Ferry death toll rises to nine

KOH YAO: Nine people drowned when the overloaded passenger ferry Rungroj capsized and sank in heavy seas off Naka Island Saturday afternoon. One person is still missing.

Of the nine dead, five were children and three others were women.

The 13-meter vessel had left Bang Rong pier in Thalang District and was bound for Koh Yao Noi at about 3 pm when it was pummeled by waves whipped up in Saturday afternoon’s sudden rains and heavy winds.

An official at Koh Yao Hospital told the Gazette that the confirmed death toll reached nine when rescue workers this morning pulled the body of 14-year-old schoolgirl Tiparat Pinyo from the sea.

Phuket Police helicopters and vessels from the Marine Police, Customs Department and Navy as well as local fishing boats, which were first on the scene, all took part in the rescue effort.

Of the survivors, 56 of the 63 who received treatment at Koh Yao Hospital have already been released. Eleven people with serious injuries were transferred to Wachira Phuket Hospital.

A Marine Police unit salvaged the ferry yesterday. Although licensed to carry just 22 people, it was overloaded with about 70 passengers, along with 10 motorcycles and other cargo.

Koh Yao Police Station Superintendent Pol Col Weerasin Khwanseng said yesterday that ferry captain and owner Dol Rerngsumthorn had contacted the police to arrange his surrender and will face charges of reckless conduct leading to death and injury

Phuket Marine Police Inspector Pol Maj Prasert Srikunnarat told the Gazette that while some passengers were wearing life jackets, others were not.

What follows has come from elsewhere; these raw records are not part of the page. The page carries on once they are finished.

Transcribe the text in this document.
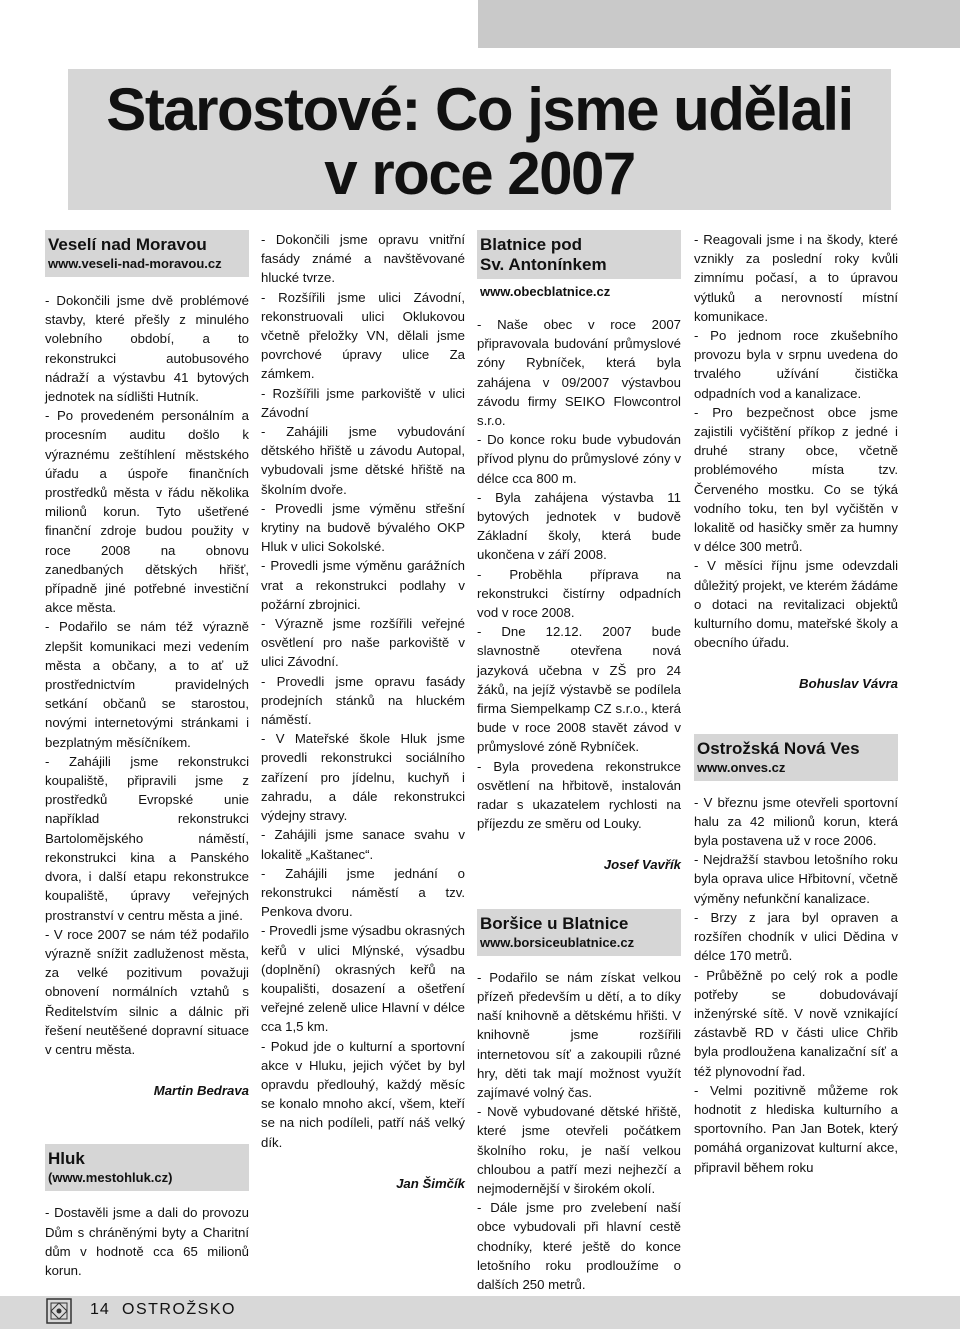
Starostové: Co jsme udělali
v roce 2007
Veselí nad Moravou
www.veseli-nad-moravou.cz

- Dokončili jsme dvě problémové stavby, které přešly z minulého volebního období, a to rekonstrukci autobusového nádraží a výstavbu 41 bytových jednotek na sídlišti Hutník.

- Po provedeném personálním a procesním auditu došlo k výraznému zeštíhlení městského úřadu a úspoře finančních prostředků města v řádu několika milionů korun. Tyto ušetřené finanční zdroje budou použity v roce 2008 na obnovu zanedbaných dětských hřišť, případně jiné potřebné investiční akce města.

- Podařilo se nám též výrazně zlepšit komunikaci mezi vedením města a občany, a to ať už prostřednictvím pravidelných setkání občanů se starostou, novými internetovými stránkami i bezplatným měsíčníkem.

- Zahájili jsme rekonstrukci koupaliště, připravili jsme z prostředků Evropské unie například rekonstrukci Bartolomějského náměstí, rekonstrukci kina a Panského dvora, i další etapu rekonstrukce koupaliště, úpravy veřejných prostranství v centru města a jiné.

- V roce 2007 se nám též podařilo výrazně snížit zadluženost města, za velké pozitivum považuji obnovení normálních vztahů s Ředitelstvím silnic a dálnic při řešení neutěšené dopravní situace v centru města.

Martin Bedrava

Hluk
(www.mestohluk.cz)

- Dostavěli jsme a dali do provozu Dům s chráněnými byty a Charitní dům v hodnotě cca 65 milionů korun.

- Dokončili jsme opravu vnitřní fasády známé a navštěvované hlucké tvrze.

- Rozšířili jsme ulici Závodní, rekonstruovali ulici Oklukovou včetně přeložky VN, dělali jsme povrchové úpravy ulice Za zámkem.

- Rozšířili jsme parkoviště v ulici Závodní

- Zahájili jsme vybudování dětského hřiště u závodu Autopal, vybudovali jsme dětské hřiště na školním dvoře.

- Provedli jsme výměnu střešní krytiny na budově bývalého OKP Hluk v ulici Sokolské.

- Provedli jsme výměnu garážních vrat a rekonstrukci podlahy v požární zbrojnici.

- Výrazně jsme rozšířili veřejné osvětlení pro naše parkoviště v ulici Závodní.

- Provedli jsme opravu fasády prodejních stánků na hluckém náměstí.

- V Mateřské škole Hluk jsme provedli rekonstrukci sociálního zařízení pro jídelnu, kuchyň i zahradu, a dále rekonstrukci výdejny stravy.

- Zahájili jsme sanace svahu v lokalitě „Kaštanec“.

- Zahájili jsme jednání o rekonstrukci náměstí a tzv. Penkova dvoru.

- Provedli jsme výsadbu okrasných keřů v ulici Mlýnské, výsadbu (doplnění) okrasných keřů na koupališti, dosazení a ošetření veřejné zeleně ulice Hlavní v délce cca 1,5 km.

- Pokud jde o kulturní a sportovní akce v Hluku, jejich výčet by byl opravdu předlouhý, každý měsíc se konalo mnoho akcí, všem, kteří se na nich podíleli, patří náš velký dík.

Jan Šimčík

Blatnice pod
Sv. Antonínkem
www.obecblatnice.cz

- Naše obec v roce 2007 připravovala budování průmyslové zóny Rybníček, která byla zahájena v 09/2007 výstavbou závodu firmy SEIKO Flowcontrol s.r.o.

- Do konce roku bude vybudován přívod plynu do průmyslové zóny v délce cca 800 m.

- Byla zahájena výstavba 11 bytových jednotek v budově Základní školy, která bude ukončena v září 2008.

- Proběhla příprava na rekonstrukci čistírny odpadních vod v roce 2008.

- Dne 12.12. 2007 bude slavnostně otevřena nová jazyková učebna v ZŠ pro 24 žáků, na jejíž výstavbě se podílela firma Siempelkamp CZ s.r.o., která bude v roce 2008 stavět závod v průmyslové zóně Rybníček.

- Byla provedena rekonstrukce osvětlení na hřbitově, instalován radar s ukazatelem rychlosti na příjezdu ze směru od Louky.

Josef Vavřík

Boršice u Blatnice
www.borsiceublatnice.cz

- Podařilo se nám získat velkou přízeň především u dětí, a to díky naší knihovně a dětskému hřišti. V knihovně jsme rozšířili internetovou síť a zakoupili různé hry, děti tak mají možnost využít zajímavé volný čas.

- Nově vybudované dětské hřiště, které jsme otevřeli počátkem školního roku, je naší velkou chloubou a patří mezi nejhezčí a nejmodernější v širokém okolí.

- Dále jsme pro zvelebení naší obce vybudovali při hlavní cestě chodníky, které ještě do konce letošního roku prodloužíme o dalších 250 metrů.

- Reagovali jsme i na škody, které vznikly za poslední roky kvůli zimnímu počasí, a to úpravou výtluků a nerovností místní komunikace.

- Po jednom roce zkušebního provozu byla v srpnu uvedena do trvalého užívání čistička odpadních vod a kanalizace.

- Pro bezpečnost obce jsme zajistili vyčištění příkop z jedné i druhé strany obce, včetně problémového místa tzv. Červeného mostku. Co se týká vodního toku, ten byl vyčištěn v lokalitě od hasičky směr za humny v délce 300 metrů.

- V měsíci říjnu jsme odevzdali důležitý projekt, ve kterém žádáme o dotaci na revitalizaci objektů kulturního domu, mateřské školy a obecního úřadu.

Bohuslav Vávra

Ostrožská Nová Ves
www.onves.cz

- V březnu jsme otevřeli sportovní halu za 42 milionů korun, která byla postavena už v roce 2006.

- Nejdražší stavbou letošního roku byla oprava ulice Hřbitovní, včetně výměny nefunkční kanalizace.

- Brzy z jara byl opraven a rozšířen chodník v ulici Dědina v délce 170 metrů.

- Průběžně po celý rok a podle potřeby se dobudovávají inženýrské sítě. V nově vznikající zástavbě RD v části ulice Chřib byla prodloužena kanalizační síť a též plynovodní řad.

- Velmi pozitivně můžeme rok hodnotit z hlediska kulturního a sportovního. Pan Jan Botek, který pomáhá organizovat kulturní akce, připravil během roku

14 OSTROŽSKO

One of the Rungroj survivors, 34-year-old Koh Yao resident Chanida Romin, told the Gazette from her hospital bed at Wachira Phuket Hospital, “It happened at around 3 pm. There were strong winds and heavy rain. I had come over to Phuket and was on my way back home.

“The captain told us not to panic. He also warned us not to all go to the same side of the boat, otherwise it could capsize. Then a woman said that we had to abandon ship, because the boat was filling up with water, but nobody believed her.

“However, after that, the captain himself was the first person to jump into the water. The crew told us to jump though the windows into the sea. By then the water was up to our knees. It was complete chaos as everybody struggled for life jackets [because there were not enough].

“Everyone managed to get off, but not everybody had a life jacket. I had one, and found myself in the water with two other people. One of them also had a life jacket but the other didn’t. The two of us could only watch as she was pulled under by a large wave. She drowned right in front of our eyes.

“We floated out there for about an hour, and I prayed to God the entire time to rescue us. Eventually we were rescued by a long-tail boat. Last night, I was up all night vomiting up sea water.

“I hope all the relevant government agencies will take action to prevent something like this from ever happening again,” she added.

The Rungroj capsizing was not the only emergency situation on Saturday afternoon.

Col Weerasin told the Gazette that the Phuket Marine Police also received a distress call from Koh Pai.

“That night, while we were working hard to search for survivors, we received a report that 70 tourists were stranded on Koh Pai. Their ferry was unable to return them to Phuket because of the storm.

“We sent a Marine Police boat to the island and were able to get them all back to Phuket safely,” he said, adding that the stranded tourists included both Thais and foreigners.